父亲身旁有一个好人,就是总管周香涛。此人系天津人,为人忠厚正直,并有才干。父亲每晚都是在书房渡过,这书房虽不是禁区,但没有人到这里来,只有一个内差陪同。我有时跑到这里,也是悄悄地玩,不敢打搅父亲。在这里我见过周香涛向父亲报告,周的口才非常伶俐,滔滔不绝一气呵成。父亲一边听他的报告,一边批阅公事。有一次,吴帅派人来向父亲借用嘉禾章,偏巧管事都不在,帐房只有张启文一人,无耐他只好去见主人,这次我在父亲身边。张启文本有口吃病,见到督办又有些胆怯,因此半天说不出话来,好久才说:“督……办,吴……大帅、来……借……嘉禾章……(禾字说不上来)。”父亲怒了说:“混帐,去换一个明白人来!”这是我唯一见到的父亲发怒。

  郭松龄反奉时,记得是严寒的冬天,地下有2尺厚的大雪,奉天很是紧急,郭军已打到白旗堡车站(距离沈阳只有几十里),父亲携我逃到大连,没过多久又返回了奉天。
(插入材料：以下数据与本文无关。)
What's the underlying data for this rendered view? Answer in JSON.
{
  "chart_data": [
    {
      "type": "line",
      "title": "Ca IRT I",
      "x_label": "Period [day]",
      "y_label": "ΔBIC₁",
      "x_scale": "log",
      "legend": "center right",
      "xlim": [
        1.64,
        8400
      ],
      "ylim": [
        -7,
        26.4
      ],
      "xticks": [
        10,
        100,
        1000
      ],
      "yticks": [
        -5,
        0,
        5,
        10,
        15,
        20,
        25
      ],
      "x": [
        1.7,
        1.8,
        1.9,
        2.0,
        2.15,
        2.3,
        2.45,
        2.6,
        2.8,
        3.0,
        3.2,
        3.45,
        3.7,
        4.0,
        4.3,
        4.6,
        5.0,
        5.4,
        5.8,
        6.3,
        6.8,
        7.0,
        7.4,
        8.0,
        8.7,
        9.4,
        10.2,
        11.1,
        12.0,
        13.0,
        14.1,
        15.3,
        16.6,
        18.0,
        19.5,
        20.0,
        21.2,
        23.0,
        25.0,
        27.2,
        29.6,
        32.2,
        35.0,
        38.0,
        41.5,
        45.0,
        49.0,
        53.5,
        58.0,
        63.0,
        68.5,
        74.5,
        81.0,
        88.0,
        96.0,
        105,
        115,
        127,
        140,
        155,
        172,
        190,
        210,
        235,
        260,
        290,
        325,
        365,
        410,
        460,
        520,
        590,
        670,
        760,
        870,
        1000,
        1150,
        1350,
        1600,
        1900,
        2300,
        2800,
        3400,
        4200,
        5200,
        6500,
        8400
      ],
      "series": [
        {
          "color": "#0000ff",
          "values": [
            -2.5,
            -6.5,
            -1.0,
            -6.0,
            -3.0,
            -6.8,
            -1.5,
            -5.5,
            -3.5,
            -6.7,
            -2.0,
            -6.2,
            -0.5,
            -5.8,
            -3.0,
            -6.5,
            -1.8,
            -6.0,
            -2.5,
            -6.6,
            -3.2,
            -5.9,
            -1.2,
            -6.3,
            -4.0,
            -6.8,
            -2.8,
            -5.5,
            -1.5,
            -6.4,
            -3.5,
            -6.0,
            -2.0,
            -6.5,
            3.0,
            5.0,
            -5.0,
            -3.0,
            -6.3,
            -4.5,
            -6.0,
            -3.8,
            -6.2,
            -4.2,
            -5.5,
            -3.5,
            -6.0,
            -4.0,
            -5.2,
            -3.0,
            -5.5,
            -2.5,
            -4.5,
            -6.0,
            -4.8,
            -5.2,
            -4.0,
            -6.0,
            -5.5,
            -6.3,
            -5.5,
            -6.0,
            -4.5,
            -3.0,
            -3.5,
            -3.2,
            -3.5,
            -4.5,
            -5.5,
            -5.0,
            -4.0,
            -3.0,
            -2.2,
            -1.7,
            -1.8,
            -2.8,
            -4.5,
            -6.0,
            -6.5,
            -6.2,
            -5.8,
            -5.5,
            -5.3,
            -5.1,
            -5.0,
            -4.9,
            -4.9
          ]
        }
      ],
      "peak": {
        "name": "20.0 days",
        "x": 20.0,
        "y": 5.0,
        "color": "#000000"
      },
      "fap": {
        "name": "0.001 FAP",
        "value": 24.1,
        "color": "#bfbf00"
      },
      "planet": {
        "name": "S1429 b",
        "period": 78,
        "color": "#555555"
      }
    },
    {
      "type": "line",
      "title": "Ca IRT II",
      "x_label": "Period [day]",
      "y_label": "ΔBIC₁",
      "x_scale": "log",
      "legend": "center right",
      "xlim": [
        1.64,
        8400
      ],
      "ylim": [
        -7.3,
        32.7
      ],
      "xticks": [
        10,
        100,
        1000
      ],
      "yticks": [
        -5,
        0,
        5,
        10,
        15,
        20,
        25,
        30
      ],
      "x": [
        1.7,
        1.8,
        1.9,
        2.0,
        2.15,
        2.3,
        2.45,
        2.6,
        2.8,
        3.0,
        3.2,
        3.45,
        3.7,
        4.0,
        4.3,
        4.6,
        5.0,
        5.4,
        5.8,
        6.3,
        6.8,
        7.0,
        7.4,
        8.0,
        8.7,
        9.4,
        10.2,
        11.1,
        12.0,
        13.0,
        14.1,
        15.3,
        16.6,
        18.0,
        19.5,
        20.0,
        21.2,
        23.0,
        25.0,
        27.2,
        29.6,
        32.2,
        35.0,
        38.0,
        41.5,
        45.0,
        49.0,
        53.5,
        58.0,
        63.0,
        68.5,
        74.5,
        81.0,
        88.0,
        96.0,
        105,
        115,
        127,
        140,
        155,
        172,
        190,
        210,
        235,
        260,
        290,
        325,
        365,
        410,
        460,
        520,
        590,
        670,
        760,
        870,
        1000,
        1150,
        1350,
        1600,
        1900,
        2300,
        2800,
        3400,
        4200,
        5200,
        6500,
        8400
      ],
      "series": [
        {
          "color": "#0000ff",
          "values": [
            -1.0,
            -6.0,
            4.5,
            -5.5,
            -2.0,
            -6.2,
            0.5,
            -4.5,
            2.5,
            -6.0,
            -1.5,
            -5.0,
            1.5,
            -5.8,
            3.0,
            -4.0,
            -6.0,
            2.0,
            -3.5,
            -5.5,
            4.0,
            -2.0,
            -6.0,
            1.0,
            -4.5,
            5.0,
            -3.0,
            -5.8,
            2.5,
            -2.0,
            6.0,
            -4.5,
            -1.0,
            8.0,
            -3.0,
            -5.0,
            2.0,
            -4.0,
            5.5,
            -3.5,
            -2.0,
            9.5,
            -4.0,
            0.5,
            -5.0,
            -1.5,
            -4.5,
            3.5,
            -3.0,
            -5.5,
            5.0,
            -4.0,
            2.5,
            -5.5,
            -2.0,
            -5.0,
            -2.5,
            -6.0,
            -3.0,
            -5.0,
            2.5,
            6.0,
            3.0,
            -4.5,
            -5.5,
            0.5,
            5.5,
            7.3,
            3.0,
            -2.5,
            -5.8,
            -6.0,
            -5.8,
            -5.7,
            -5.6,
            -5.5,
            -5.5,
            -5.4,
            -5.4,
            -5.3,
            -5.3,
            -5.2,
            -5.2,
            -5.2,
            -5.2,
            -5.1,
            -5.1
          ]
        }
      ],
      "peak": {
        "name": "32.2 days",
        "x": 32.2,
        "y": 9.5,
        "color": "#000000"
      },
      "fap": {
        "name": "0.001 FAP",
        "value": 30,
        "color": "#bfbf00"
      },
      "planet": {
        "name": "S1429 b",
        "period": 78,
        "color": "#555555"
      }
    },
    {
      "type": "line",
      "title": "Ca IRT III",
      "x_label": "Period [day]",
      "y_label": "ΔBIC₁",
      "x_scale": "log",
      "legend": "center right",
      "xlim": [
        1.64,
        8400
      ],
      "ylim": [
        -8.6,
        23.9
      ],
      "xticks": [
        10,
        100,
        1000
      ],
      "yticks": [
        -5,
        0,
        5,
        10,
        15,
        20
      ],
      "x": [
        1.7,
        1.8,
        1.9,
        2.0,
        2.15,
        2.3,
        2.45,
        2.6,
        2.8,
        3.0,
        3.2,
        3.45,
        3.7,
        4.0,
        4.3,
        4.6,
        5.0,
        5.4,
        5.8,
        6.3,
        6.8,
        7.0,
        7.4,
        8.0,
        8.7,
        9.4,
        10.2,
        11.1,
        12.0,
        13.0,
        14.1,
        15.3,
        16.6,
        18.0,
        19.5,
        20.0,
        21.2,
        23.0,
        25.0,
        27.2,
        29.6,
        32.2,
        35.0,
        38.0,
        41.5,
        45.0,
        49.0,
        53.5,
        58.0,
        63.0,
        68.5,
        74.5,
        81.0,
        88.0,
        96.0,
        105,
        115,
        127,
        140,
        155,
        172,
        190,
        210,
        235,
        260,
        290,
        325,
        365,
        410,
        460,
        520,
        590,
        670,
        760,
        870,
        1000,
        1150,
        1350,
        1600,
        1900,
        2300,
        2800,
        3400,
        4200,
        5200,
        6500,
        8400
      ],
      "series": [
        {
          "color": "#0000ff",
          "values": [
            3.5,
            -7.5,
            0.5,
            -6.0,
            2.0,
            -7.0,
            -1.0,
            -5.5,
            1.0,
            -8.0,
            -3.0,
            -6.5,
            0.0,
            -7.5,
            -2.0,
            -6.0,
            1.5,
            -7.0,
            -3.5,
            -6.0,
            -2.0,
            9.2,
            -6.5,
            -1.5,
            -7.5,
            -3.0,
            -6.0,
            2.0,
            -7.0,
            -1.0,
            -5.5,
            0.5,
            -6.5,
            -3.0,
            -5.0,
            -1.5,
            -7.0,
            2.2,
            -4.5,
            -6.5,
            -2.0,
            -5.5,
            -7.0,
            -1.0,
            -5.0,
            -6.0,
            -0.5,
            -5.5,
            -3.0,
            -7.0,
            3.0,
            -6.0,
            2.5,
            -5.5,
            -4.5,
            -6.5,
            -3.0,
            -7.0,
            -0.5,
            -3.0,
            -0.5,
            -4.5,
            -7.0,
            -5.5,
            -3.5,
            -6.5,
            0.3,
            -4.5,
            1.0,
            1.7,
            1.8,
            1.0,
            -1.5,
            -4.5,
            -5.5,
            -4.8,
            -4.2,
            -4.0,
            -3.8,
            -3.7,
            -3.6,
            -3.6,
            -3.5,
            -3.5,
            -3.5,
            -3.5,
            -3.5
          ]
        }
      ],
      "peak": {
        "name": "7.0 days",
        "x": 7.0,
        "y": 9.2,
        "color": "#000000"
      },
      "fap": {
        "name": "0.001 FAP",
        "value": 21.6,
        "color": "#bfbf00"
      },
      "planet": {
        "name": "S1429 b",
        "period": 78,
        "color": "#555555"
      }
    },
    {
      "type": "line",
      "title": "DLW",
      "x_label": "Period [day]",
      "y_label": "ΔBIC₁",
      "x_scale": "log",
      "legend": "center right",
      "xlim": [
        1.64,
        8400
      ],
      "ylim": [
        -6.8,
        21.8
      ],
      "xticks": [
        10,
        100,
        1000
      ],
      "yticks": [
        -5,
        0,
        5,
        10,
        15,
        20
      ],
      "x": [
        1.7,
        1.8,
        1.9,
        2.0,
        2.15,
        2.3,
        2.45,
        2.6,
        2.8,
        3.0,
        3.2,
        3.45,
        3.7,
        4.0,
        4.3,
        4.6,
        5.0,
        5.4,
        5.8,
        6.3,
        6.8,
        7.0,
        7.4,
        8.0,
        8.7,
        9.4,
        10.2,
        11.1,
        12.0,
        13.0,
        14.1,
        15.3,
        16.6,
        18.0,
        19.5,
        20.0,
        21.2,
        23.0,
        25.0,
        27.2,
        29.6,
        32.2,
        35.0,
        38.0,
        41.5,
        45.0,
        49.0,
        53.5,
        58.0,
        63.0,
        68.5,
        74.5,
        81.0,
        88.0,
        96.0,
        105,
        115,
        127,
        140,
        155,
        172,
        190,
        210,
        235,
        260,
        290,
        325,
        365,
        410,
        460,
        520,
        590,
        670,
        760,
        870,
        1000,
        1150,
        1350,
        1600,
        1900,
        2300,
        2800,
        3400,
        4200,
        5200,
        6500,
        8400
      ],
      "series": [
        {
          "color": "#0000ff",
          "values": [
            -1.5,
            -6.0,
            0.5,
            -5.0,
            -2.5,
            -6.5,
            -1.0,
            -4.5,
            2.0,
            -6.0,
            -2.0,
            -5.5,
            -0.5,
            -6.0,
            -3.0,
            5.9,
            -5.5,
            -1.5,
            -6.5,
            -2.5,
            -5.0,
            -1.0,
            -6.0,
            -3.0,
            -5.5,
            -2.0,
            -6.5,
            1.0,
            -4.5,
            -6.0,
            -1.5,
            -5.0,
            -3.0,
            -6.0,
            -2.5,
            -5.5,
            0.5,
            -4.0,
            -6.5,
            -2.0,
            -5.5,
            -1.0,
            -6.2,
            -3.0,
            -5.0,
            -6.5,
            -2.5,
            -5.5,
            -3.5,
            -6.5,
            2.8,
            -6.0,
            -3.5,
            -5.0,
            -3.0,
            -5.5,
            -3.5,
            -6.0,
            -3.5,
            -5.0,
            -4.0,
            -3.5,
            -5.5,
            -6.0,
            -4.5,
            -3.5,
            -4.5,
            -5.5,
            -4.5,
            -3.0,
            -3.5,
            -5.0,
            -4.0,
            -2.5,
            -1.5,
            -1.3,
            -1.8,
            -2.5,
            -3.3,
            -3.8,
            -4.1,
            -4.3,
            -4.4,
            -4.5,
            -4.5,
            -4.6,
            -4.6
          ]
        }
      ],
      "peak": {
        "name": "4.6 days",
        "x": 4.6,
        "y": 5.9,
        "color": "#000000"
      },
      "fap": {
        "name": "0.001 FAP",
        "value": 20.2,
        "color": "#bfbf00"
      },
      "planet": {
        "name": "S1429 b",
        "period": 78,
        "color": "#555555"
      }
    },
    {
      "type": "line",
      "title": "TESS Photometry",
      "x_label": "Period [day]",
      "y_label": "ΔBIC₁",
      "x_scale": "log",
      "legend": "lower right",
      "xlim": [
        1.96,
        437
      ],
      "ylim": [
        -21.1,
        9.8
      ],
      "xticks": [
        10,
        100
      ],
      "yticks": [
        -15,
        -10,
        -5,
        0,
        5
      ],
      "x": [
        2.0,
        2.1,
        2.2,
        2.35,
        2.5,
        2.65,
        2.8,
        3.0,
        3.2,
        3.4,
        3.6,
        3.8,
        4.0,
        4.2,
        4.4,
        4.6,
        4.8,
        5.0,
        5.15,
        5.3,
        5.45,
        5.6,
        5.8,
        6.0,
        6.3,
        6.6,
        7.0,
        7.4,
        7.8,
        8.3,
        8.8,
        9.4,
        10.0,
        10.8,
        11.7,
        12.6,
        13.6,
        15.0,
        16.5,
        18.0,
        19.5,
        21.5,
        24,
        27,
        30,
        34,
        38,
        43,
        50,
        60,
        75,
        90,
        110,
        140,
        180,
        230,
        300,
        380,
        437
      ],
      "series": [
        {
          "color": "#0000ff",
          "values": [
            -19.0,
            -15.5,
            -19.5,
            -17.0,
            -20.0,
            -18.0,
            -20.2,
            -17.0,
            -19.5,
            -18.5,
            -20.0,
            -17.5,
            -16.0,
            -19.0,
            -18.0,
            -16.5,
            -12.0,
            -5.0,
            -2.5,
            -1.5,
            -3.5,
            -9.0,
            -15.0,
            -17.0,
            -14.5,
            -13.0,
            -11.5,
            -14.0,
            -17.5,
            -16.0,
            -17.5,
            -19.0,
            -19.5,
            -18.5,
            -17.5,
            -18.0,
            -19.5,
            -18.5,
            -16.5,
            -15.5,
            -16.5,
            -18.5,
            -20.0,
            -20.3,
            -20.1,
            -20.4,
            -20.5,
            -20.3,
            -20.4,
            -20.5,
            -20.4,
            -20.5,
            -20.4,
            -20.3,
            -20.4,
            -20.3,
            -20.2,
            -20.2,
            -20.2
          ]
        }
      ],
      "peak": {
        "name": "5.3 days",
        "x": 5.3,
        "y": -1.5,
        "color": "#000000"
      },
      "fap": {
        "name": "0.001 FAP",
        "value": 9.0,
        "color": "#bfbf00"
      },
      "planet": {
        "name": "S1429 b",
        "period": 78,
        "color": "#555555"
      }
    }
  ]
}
  郭松龄与张学良将军关系比较亲密,但当我父督苏、姜登选督皖时,却没有他的地盘,使他很生气,这也是郭松龄反奉原因之一。反奉时他打的旗号是“清君侧”,实际就是清我父亲。父亲为给郭松龄压力,曾用话激怒吴俊升,强硬地问吴:“按兵不动是何居心!”因而吴急令在赤峰的黑龙江省骑兵出动以迅雷不及掩耳之势击败郭军。

  郭失败后,张作霖赏了父亲10万银元,父亲用这笔钱买了北京朝内九爷府。

  记不清我几岁时,西藏活佛班禅来到我家,当时由奉天大东门起,马路上全铺满了黄沙一直到我家门。由我家大门一直到西院客厅,则全是黄缎铺地。我也见到了班禅,他还用手摸摸我的头顶,并赐我一块“哈达”,当时都说这是很荣幸的事。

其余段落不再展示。